Providing a future
Top of the Table Annual Meeting charity partner provides kids with opportunities and options.
Is there anything that Peter Baines — who founded a successful organization to support Thai children; helped identify thousands of dead bodies as a crisis-response forensic investigator; worked in Interpol’s counterterrorism unit combating chemical, biological, radiological and nuclear threats; and ran the equivalent of 33 marathons in 26 days to raise funds and awareness for the 20-year anniversary of the 2004 Boxing Day tsunami that claimed more than 225,000 lives across a dozen countries along the Indian Ocean — can’t do?
Yes, he says. Have patience for people who make excuses.
“There’s nothing special about what I’ve done,” said Baines, the founder of Top of the Table Annual Meeting charity partner Hands Across the Water. “Ordinary people can do extraordinary things simply by making a commitment and refusing to quit.”
Baines’ success stems simply from trying to help, and then not stopping or giving up.
In 2005, Baines was working as a forensic investigator in Thailand eight months after the tsunami and met a group of kids who had lost their families in the disaster and were living in tents. Having “seen and witnessed those left behind” throughout his career, he planned to spend 12 months trying to raise money and change the way the kids spent each night. A year later, Hands opened its first home, and Baines, who previously planned to return to his life in Australia, now was confronted with questions about who would continue supporting the 34 kids in the home, who would pay the staff and who else could be helped.
“I can’t change what’s happened, the fact that kids have lost parents or homes, but I thought it was in my capacity to change what happened next,” he said. “When I drove away from opening the first home, I realized the job wasn’t done. It had just started.”
Nearly 20 years later, the organization has raised over $30 million Australian, cared for several hundred children in seven homes across Thailand and had 47 of its alumni graduate from university.
Who
Hands Across the Water supports three categories of kids: those referred by a hospital or social welfare agency who have no parents or relatives to take care of them; those whose relatives cannot care for them due to substance abuse, criminal issues, health challenges or otherwise; and those who have been removed from their homes by police or a welfare agency due to a threat of harm or abuse.
How kids assimilate into a Hands home depends on their age and prior circumstances. Regardless, Baines says the kids look after and support each other, particularly older kids treating younger ones like siblings. “They pick them up when they fall down and play with them,” he said. “It’s like a big family.”
There is no age minimum, and while no one is ever told to leave, Baines says age 18 is the time many feel ready to leave for school or work opportunities and to spend more time with people their age. While some kids live in the organization’s facilities for a short time, many stay long term.
How
Hands’ smallest home has 20 kids, and its largest has 100, with locations run by more than 60 Thai staff members. All kids have their own bed (boys and girls are separated into different buildings) in shared, dormitory-style facilities and enjoy meals together, with everyone contributing to chores. All kids attend school off-site and can participate in additional activities like a hydroponic program in which kids can grow vegetables to sell at the market, earn money, and learn independence and financial management. Kids also can work on fish farms, participate in cultural and community activities, and devote time to spiritual priorities.
“Visitors to the homes are genuinely surprised at how happy the kids are,” Baines said, citing brightly colored beds, soccer fields, music and more. “They might have a picture in their mind of malnourished, unhealthy kids in sad, depressing conditions, but these kids have rich lives in a happy place.”
For kids who prefer not to go to university, Hands is working on developing a training center for tourism and hospitality jobs as well as an agricultural learning center to develop experience and skills in that field. Both projects will be commercially viable to generate income and provide training that meets community needs, Baines says.
Looking ahead
Whether or not you attend the Top of the Table Annual Meeting, you can learn more about Hands Across the Water at handsacrossthewater.org.au. You’ll find information about how Baines believes in providing value to supporters and the benefits of being involved. For example, 73% of participants in the charity’s annual 800-kilometer bike rides (100 km per day for eight days) return for another race and remain involved.

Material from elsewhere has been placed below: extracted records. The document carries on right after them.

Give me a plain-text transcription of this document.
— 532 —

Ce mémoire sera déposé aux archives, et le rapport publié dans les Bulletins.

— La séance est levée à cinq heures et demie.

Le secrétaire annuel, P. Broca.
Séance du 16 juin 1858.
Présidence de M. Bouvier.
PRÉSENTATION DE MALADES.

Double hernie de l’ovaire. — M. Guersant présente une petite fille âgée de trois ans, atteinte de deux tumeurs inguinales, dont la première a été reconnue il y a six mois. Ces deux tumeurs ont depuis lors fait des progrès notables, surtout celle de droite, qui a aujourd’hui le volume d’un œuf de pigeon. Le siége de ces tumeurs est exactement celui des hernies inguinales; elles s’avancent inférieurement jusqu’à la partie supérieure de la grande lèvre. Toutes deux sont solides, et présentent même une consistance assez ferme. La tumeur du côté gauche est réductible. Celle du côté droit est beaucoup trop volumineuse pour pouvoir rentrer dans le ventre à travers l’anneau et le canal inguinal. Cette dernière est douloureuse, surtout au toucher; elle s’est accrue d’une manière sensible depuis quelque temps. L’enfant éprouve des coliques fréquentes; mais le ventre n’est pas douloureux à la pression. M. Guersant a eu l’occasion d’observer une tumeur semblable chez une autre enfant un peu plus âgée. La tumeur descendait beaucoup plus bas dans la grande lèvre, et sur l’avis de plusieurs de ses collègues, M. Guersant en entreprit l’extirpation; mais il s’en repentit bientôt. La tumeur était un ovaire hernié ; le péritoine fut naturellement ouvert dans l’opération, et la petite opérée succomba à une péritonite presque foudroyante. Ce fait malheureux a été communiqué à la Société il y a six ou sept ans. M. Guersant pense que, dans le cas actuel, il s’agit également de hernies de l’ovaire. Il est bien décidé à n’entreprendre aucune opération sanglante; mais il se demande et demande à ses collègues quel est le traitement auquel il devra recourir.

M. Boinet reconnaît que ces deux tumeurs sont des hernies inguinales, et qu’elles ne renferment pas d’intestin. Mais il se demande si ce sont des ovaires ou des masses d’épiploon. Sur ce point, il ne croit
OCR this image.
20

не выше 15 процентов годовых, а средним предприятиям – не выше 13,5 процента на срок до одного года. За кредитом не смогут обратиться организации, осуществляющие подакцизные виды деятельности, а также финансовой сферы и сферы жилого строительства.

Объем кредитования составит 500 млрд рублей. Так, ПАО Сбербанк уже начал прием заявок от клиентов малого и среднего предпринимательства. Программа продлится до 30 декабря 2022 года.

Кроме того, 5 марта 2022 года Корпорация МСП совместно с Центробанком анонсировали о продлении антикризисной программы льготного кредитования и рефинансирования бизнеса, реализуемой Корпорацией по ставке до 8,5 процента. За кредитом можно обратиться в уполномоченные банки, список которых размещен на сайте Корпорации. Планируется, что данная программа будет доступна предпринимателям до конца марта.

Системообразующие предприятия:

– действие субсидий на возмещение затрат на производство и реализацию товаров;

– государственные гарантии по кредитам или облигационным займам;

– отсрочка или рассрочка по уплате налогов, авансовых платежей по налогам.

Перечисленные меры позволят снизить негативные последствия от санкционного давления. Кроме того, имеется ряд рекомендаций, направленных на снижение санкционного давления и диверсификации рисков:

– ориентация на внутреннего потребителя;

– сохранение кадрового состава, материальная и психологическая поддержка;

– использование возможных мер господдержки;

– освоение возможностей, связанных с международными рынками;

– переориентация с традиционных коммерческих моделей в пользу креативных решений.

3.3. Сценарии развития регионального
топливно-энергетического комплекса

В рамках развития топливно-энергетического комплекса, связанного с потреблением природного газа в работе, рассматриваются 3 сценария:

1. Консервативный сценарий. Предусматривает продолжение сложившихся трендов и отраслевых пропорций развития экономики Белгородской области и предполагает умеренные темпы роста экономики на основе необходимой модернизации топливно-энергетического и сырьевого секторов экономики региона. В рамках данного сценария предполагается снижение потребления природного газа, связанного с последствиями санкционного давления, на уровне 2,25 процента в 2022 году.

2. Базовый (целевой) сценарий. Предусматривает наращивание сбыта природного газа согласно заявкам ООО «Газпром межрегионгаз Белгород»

Being motivated to push forward is important to Baines. Consider his remarkable, multi-marathon fundraising effort in 26 days, which he calls the best experience he’s ever had. It’s not that he was a runner (he previously completed just one marathon). It’s that he’s committed to and remembers that there is more work to be done. There are as many kids under 3 at Hands now as there have ever been, and they all have the possibility for a brighter future.
That’s exemplified beautifully by Game, a young man who came to Hands not long after the 2004 tsunami. With the organization’s support, he completed his law degree and after earning a master’s degree and doctorate in psychology became director of the Hands home where he grew up.
“We create opportunities so that kids can be members of society and have meaningful jobs,” Baines said, “and not need support moving forward.”